The Baltic Dry Index is one of the most popular indicators for analysing the shipping market. It tracks the freight cost for dry bulk shipping, i.e., commodities, and as cargo ship supply changes little over the short-term, the Baltic Dry is commonly used as a leading indicator for future demand. 

This chart shows a significant decline in the index over the last few weeks. Given the reduced number of vessels anchored and at berth at Los Angeles harbour, this seems to indicate that supply chain problems are finally being resolved. Or maybe excess demand is easing as economic activity weakens.


Armed conflicts and US equities 

In this next chart, we performed a slice analysis on the S&P 500 to show equity performance following after the start of armed conflicts. As you can see, equity indices typically start declining even before fighting breaks out – not surprising since stock markets tend to be forward-looking. What’s interesting here, however, is that the conflicts over recent decades have had little impact on US equity markets in the short term. We shall see whether the trend holds as Russian troops pour into Ukraine… 


Russia and Ukraine lead fall in global equities 

With global equities, on the other hand, we can see a noticeable price correction since the start of the year – with Ukraine and especially Russia seeing the biggest declines. The Russian economy had already been underperforming for a long time and impending sanctions from the West will likely squeeze it further. Also bear in mind that despite being a formidable military power, Russia’s economy is smaller than that of Texas


Investors short the ruble

Futures positioning shows investors are taking large net short positions in the Russian currency. The conflict with Ukraine will further push down the value of the ruble, which has already declined by some 8% since October 2021. 


Ukraine and Russia lead jump in yields

Yields have been rising across all emerging markets, thanks partly to rising interest rates.
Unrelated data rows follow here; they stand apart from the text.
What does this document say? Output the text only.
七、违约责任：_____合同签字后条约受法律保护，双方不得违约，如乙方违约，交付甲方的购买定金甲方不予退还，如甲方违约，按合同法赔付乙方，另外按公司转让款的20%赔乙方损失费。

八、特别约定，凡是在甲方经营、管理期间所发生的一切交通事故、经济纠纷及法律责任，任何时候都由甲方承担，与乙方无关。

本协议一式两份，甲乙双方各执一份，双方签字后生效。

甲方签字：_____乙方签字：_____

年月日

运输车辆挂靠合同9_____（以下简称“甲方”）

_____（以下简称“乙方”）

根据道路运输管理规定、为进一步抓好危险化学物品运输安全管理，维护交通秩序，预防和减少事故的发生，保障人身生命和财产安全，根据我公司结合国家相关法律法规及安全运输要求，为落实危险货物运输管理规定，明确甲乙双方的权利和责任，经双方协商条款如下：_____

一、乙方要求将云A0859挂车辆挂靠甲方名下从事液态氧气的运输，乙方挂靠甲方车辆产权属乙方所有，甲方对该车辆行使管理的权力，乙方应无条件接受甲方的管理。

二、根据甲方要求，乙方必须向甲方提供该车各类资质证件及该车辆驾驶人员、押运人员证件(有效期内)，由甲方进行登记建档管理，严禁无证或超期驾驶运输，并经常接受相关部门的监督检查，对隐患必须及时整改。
But again, Ukraine and Russia are leading the phenomenon. 

The table below, based on JPMorgan indices, shows the year-to-date value change ranging from just 25bps in Turkey to almost 400 bps for Ukraine. 


Emerging markets trade  

Delving deeper into emerging markets, the following chart ranks them by trade openness: the sum of imports and exports divided by GDP. 

Hong Kong and Singapore are the most open by far but it’s interesting to see that Russia is more open than other large economies such as China. 


Eastern European markets losing out

Eastern European economies obviously have the largest exposure to Russia and are set to suffer most from the conflict in Ukraine given their historic trade and financial links. 

With Western sanctions about to make it harder for Russia to access global capital markets, it is interesting to see Eastern Europe’s “vulnerability” to foreign investment in general. As the chart below shows, the percentage of public debt held by foreign investors has fallen considerably over the years, particularly in the last two.


Economic activity slows in emerging markets

Even before the start of the Russian-Ukraine conflict, there have been signs of weakening economic activity across emerging markets. Manufacturing PMI data shows the extent of the slowdown in the last three months.  

The slowdown is also visible in high-frequency data. 

The OECD’s weekly economic indicator, based on Google trends data and machine learning, is a good tracker of economic activity. 

In the chart below, we show the two-year change in weekly economic activity compared to eliminate the potential one-year base effects that could distort the picture. In the bottom pane, we show the difference compared to a hypothetical non-pandemic world. 

As you can see, weekly economic activity is showing a slight decline across four key emerging economies: Brazil, India, Russia and South Africa.